На несколько секунд я делаю вид, что не замечаю суматохи, происходящей рядом со мной. Притворяюсь, что не замечаю, как мою боль выставляют на всеобщее обозрение и высмеивают старшеклассники. Сидя в одиночестве, как обычно, я пытаюсь разжевать кукурузные крошки во рту и проглотить их, надеясь, что они не разорвут ничего жизненно важного, пока будут проходить через горло.
— Эй! Санбери.
Я натягиваю шапку на уши. Может, все подумают, что у меня в ушах наушники, и сдадутся. Нет никакого удовольствия в том, чтобы мучить кого-то, если жертва ничего не замечает.
Все заканчивается раньше, чем мне хотелось бы.
С моей головы срывают шапку и бросают на грязный линолеум.
— Эй! — Я вскакиваю со скамейки. — Не трогай меня, свинья.

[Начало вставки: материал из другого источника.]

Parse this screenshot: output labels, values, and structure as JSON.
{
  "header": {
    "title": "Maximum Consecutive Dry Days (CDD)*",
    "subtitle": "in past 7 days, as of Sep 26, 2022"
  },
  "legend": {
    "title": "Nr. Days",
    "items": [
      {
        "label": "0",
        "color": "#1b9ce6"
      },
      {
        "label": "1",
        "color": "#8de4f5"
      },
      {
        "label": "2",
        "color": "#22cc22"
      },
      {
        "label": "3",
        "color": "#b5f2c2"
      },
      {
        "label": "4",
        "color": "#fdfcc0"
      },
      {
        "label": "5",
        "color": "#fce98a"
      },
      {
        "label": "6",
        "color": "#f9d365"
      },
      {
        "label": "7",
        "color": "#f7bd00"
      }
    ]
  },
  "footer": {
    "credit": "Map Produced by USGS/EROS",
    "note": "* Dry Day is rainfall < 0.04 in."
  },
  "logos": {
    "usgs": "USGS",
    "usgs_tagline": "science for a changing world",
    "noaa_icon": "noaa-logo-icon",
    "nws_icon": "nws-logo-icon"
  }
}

Один из футбольных приятелей Энди — Хит — пристально смотрит на меня. Под ярким светом кафетерия его волосы выглядят как тошнотворный оттенок желтушного солнца в туманный день, а глаза на один оттенок темнее мерзости. Он сует мне в лицо свой мобильный телефон, демонстрируя кадры моего отчаянного обращения к СМИ.

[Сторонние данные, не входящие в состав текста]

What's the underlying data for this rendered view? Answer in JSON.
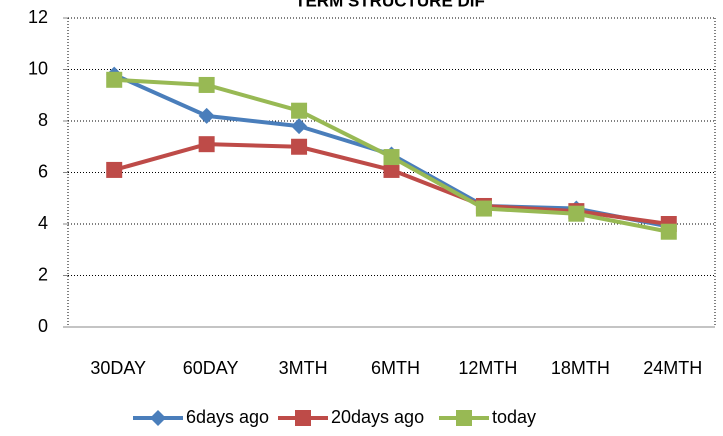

Я понимаю, что заступаться за убийцу на национальном телевидении было серьезной ошибкой с моей стороны, но трудно извиняться за горе. Горе делает то, что хочет, и когда хочет. Мне едва исполнилось шестнадцать лет; опустошенный, растерянный ребенок, чья жизнь только что была разрушена выстрелом из полуавтоматического дробовика.
Я отпихиваю руку Хита от своего лица и прорываюсь мимо него и стайки хихикающих девчонок рядом с ним.
Он хватает меня сзади за рубашку.
Мои глаза чуть не вылезают из орбит от шока, что у него хватило наглости тронуть меня.
— Какого черта? Я сказала: «Не трогай меня».
Хит фыркает, отпуская меня.
— Тебе не место в нашей школе. Я удивлен, что тебя вообще сюда зачислили, учитывая, что ты встала на сторону самого дьявола.
— Он мой брат, — выплевываю я сквозь стиснутые зубы. — Я была напугана и убита горем. Оставь меня в покое.
— Посмотри на себя в этой модной одежде, плачущую слезами сочувствия этому убийце. — Безымянная девушка указывает на видео.
Хит перематывает кадры.
Крепко стиснув зубы и чувствуя, как подступают слезы, я смотрю на экран телефона. Я одета в брючный костюм за девятьсот долларов, волосы уложены и завиты, губы накрашены ярко-розовым блеском. Мои глаза налиты кровью, губы дрожат от потери. Мама стоит рядом со мной, обнимая меня одной рукой, уткнувшись лицом мне в плечо, когда разрывается на части перед камерой.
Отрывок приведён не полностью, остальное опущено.